Это мне рассказал в свое время молодой человек, бывший писцом у месье Жан-Жака Руссо. Он в ту судьбоносную ночь пошел на фейерверк, но поскольку опоздал, то оказался далеко от места ужасного происшествия. Потом всякий раз, слыша имя Жан-Поля Марата, я вспоминала об этом случае.
Глава пятьдесят первая
Америка была землей обетованной для всех газетчиков. Здесь свободные люди, сторонники прогресса, свободные от эгоистичных мыслей, озабоченные лишь благосостоянием народа, создали идеальное государство. Так они по крайней мере утверждали.
Но все-таки они сбросили иго английской королевской династии и после тяжелой борьбы подарили стране независимое правительство. Ничего не говорящие титулы и абсурдные привилегии, принятые во Франции, были отменены.
«В Америке у каждого гражданина есть шанс силой своего ума, готовности к труду и жертвенности достичь даже самых высоких государственных постов. Судьба ни одного человека больше не определяется одной лишь случайностью его рождения», — читал мне вслух Жюльен из «Друга народа», — а теперь, Жюльенна, слушай дальше: «А как же во Франции? Каждый только что окрещенный новорожденный, у которого есть титул, уже выиграл. А именно богатство, освобождение от налогов и уважение, и это уже только благодаря своей родословной».
К сожалению, так и было. Пока в Версале наслаждались роскошной жизнью, в Париже от отчаяния на улицы выходило все больше неимущих.

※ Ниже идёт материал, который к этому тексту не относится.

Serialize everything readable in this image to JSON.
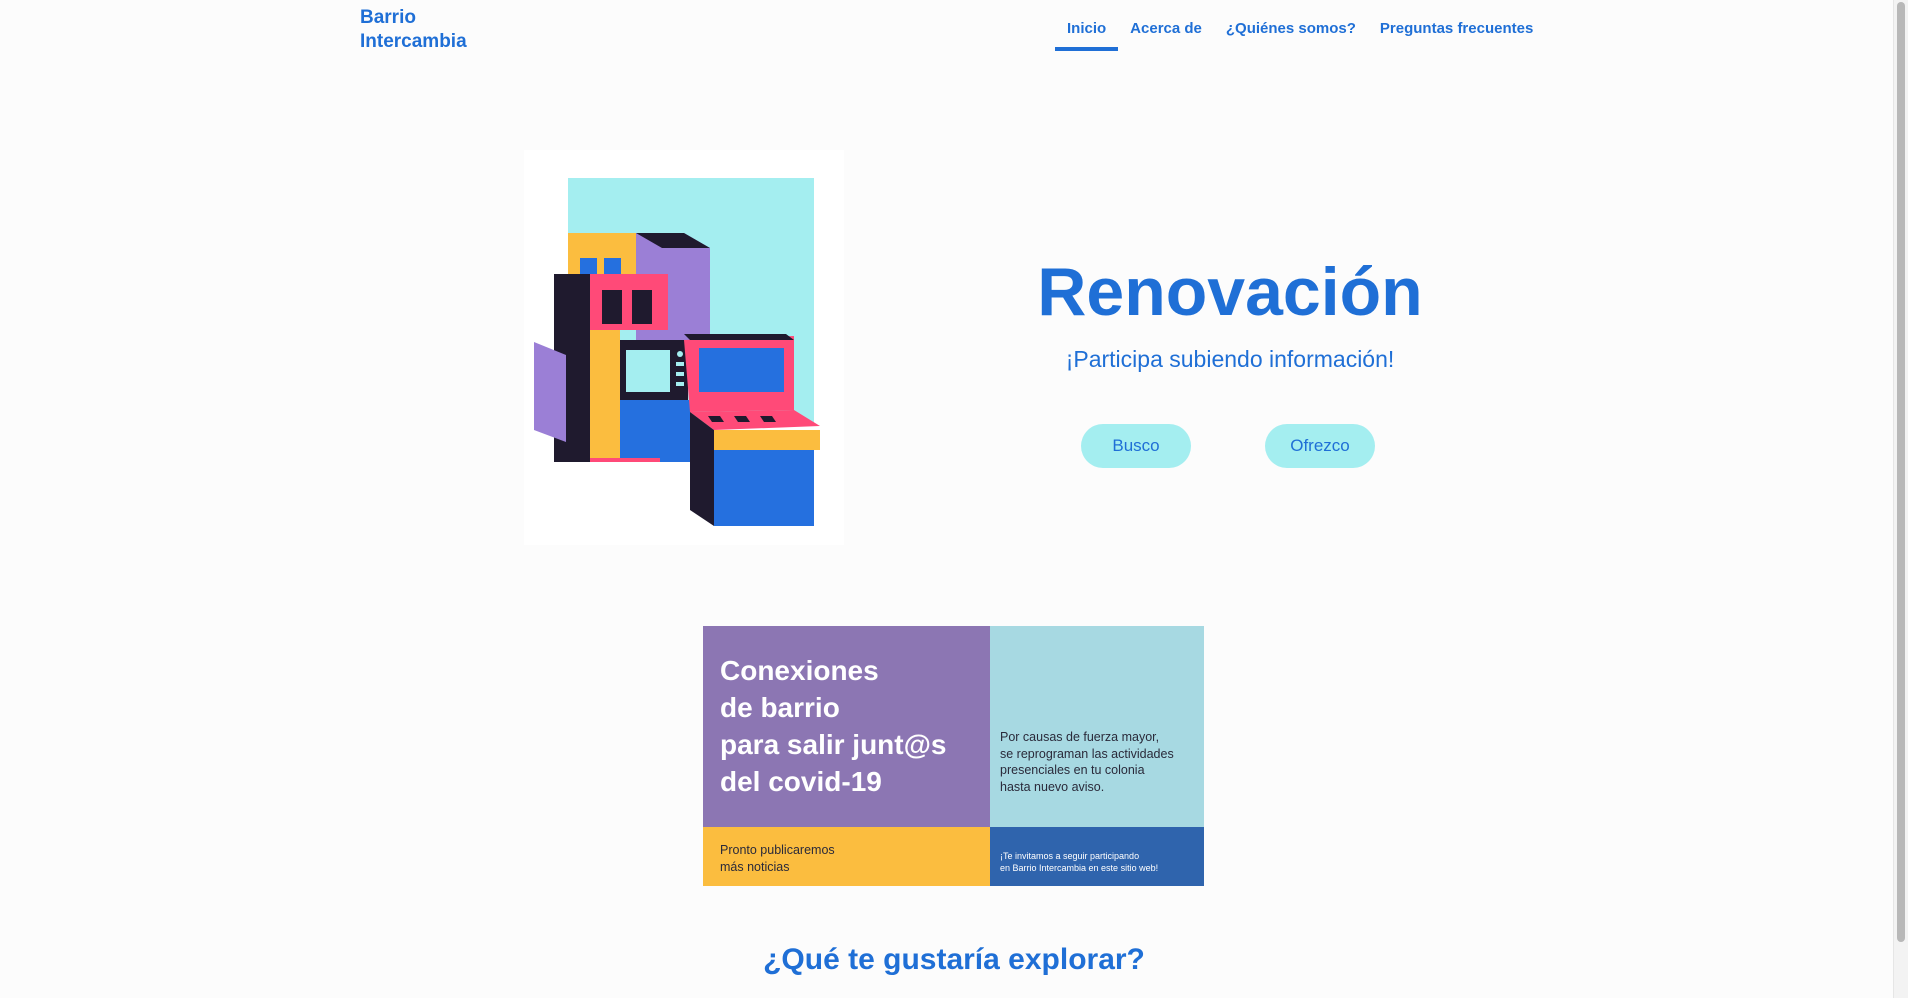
{
  "header": {
    "brand_line1": "Barrio",
    "brand_line2": "Intercambia",
    "nav": [
      {
        "label": "Inicio",
        "active": true
      },
      {
        "label": "Acerca de",
        "active": false
      },
      {
        "label": "¿Quiénes somos?",
        "active": false
      },
      {
        "label": "Preguntas frecuentes",
        "active": false
      }
    ]
  },
  "hero": {
    "title": "Renovación",
    "subtitle": "¡Participa subiendo información!",
    "buttons": {
      "busco": "Busco",
      "ofrezco": "Ofrezco"
    },
    "illustration": "isometric-buildings-illustration"
  },
  "banner": {
    "headline": [
      "Conexiones",
      "de barrio",
      "para salir junt@s",
      "del covid-19"
    ],
    "notice": [
      "Por causas de fuerza mayor,",
      "se reprograman las actividades",
      "presenciales en tu colonia",
      "hasta nuevo aviso."
    ],
    "soon": [
      "Pronto publicaremos",
      "más noticias"
    ],
    "invite": [
      "¡Te invitamos a seguir participando",
      "en Barrio Intercambia en este sitio web!"
    ]
  },
  "explore": {
    "title": "¿Qué te gustaría explorar?"
  },
  "colors": {
    "accent": "#1f6fd6",
    "pill": "#a4eef0",
    "banner_purple": "#8c76b3",
    "banner_cyan": "#a7d9e2",
    "banner_yellow": "#fbbd3f",
    "banner_blue": "#2f64ad"
  }
}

Как я сама могла увидеть, эти случайные сборища становились все опаснее. Все чаще власти призывали эскадроны солдат к особенно привлекающим к себе внимание группам, и офицеры жестоко разгоняли демонстрантов в отрепьях.
Каждый делегат Генеральных штатов восхищался гражданами Америки, Особое одобрение вызывало свободно избранное правительство. Многие юные французские аристократы помогали колонистам в их войне с английскими угнетателями и теперь надеялись, что и во Франции пробьются идеи свободы и равноправия для всех людей. Большинство было готово терпеть короля во главе страны, но у него должны быть лишь ограниченные полномочия.
Один член Генеральных штатов писал мадам дю Плесси:
«Каждый из нас хотел бы свободы, но каждый понимает под этим свое. Сельская аристократия не хочет больше подчиняться высшей аристократии, низшее духовенство требует, чтобы оно принимало участие в их благополучной жизни, и высшая аристократия даже заявляет, что король спокойно может размахивать скипетром надо всеми, они сами, само собой разумеется, составят исключение».
Генеральные штаты состояли из трех групп: так называемого первого сословия, или клира, второго сословия, или аристократии, и делегатов от буржуазии, которая образовывала третье сословие. О поденщиках и крестьянах никто не говорил.
Точное число членов каждой группы нигде не было зафиксировано. Сошлись на триста пяти делегатах соответственно против шестисот десяти делегатов третьего сословия.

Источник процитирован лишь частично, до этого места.